More academic traffic please, say DAAD alumni

18 April 2012 | Story by Newsroom

DAAD panel discussionTabling exchange: Addressing alumni at the DAAD panel discussion were Dr Katharina von Ruckteschell-Katte, Prof Hlengiwe Mkhize, Prof Helmut Schwarz, Minister Naledi Pandor, Prof Annette Schavan, Prof Margret Wintermantel, Dr Max Price and Karen MacGregor.

From 13 to 15 April some 130 South African and international alumni from the German Academic Exchange Programme (DAAD) and the Alexander von Humboldt Foundation, plus a slew of local and international higher education bigwigs, met at UCT to reflect on and to encourage further academic exchange between South Africa and Germany.

The alumni conference, titled Change by Exchange: Higher education and research transformation in South Africa and Germany, kicked off with a welcome by UCT deputy vice-chancellor and Humboldt alumnus Professor Danie Visser. Visser reiterated the weekend's mission - that of strengthening the already strong research relationship and encouraging academic traffic between the two countries.

"These good forces have not come about by accident, but are the results of the careful nurturing of research ties over decades," Visser said.

Delivering the keynote lecture, Professor Neville Alexander, another Humboldt alumnus and director of UCT's Project for the Study of Alternative Education in South Africa, turned to the work of a UCT colleague, Professor David Cooper. Borrowing from Cooper's 2011 title, The University in Development: Case studies of use-oriented research, Alexander questioned the university's part in a modern knowledge economy that perhaps benefits industry more than it does society, lamented the neglect of the humanities in democratic societies, and argued how the hegemony of English is worsening the divide between the North and the South and is endangering local languages.

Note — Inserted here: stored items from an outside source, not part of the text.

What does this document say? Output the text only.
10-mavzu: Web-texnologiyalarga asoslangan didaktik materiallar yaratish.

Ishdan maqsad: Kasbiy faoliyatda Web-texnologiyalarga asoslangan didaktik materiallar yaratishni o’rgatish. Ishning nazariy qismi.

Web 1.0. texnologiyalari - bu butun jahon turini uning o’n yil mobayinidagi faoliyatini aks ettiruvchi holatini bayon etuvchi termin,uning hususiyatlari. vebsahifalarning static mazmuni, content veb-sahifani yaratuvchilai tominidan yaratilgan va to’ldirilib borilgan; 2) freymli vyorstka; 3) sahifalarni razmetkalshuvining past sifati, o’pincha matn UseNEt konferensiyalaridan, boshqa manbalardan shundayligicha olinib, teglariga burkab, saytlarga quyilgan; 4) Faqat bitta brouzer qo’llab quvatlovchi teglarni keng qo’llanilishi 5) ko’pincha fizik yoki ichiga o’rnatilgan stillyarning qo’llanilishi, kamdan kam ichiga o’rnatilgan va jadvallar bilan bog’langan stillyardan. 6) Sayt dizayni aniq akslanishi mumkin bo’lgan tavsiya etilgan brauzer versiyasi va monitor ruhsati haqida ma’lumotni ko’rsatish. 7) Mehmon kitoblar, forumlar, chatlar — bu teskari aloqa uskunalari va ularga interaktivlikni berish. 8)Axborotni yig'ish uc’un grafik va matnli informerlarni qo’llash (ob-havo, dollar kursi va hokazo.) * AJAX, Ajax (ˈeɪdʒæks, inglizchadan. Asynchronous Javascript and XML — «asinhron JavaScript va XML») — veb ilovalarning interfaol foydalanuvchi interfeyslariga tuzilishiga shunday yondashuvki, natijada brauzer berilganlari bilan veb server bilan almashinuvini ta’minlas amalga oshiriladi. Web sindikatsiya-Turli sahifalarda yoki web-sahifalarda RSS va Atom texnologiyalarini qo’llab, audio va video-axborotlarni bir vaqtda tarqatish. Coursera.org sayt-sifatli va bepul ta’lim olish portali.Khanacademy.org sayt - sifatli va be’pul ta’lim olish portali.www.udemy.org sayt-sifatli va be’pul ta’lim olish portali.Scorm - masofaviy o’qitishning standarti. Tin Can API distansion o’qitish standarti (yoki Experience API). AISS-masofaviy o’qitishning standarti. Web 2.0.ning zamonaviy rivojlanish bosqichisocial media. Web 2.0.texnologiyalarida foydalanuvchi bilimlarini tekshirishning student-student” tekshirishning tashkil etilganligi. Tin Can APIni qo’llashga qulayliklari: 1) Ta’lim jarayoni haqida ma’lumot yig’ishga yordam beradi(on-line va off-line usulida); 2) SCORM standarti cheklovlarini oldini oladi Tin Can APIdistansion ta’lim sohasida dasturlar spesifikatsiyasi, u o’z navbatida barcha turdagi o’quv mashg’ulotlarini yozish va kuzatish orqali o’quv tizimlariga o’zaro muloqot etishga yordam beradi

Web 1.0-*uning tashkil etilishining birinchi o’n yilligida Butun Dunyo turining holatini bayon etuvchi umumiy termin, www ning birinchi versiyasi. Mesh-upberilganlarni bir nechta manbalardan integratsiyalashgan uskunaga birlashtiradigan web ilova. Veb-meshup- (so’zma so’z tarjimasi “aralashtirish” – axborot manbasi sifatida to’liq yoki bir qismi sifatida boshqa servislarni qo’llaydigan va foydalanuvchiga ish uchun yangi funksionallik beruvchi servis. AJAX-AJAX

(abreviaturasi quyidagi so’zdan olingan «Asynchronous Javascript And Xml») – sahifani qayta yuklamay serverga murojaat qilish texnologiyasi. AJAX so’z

On the second day, the group attended talks and workshops on skills development, affirmative action and internationalisation, among other themes. And delegates networked, of course.

On the eve of the opening of the German-South African Year of Science, which started on 16 April, UCT vice-chancellor, Dr Max Price, and Minister of Science and Technology Naledi Pandor formed part of a panel that met to discuss research co-operations. The panel also included the head of the Goethe-Institut in South Africa, Dr Katharina von Ruckteschell-Katte; deputy minister of higher education and training, Professor Hlengiwe Mkhize; the president of the Alexander von Humboldt Foundation, Professor Helmut Schwarz; the federal minister for education and research in Germany, Professor Annette Schavan; DAAD president, Professor Margret Wintermantel; and University World News editor, Karen MacGregor.

Inequality, poverty and joblessness drive a great deal of the policy actions and investments that the government attempts to make, Pandor said. She added that Africa's developmental challenges ask for directed research and international research partnerships.

And novel approaches, Price echoed.

"We look forward to even stronger bonds in the future because increasingly the big questions of our time can only be solved by inter- and trans-disciplinary research and by researchers that span national boundaries," said Price.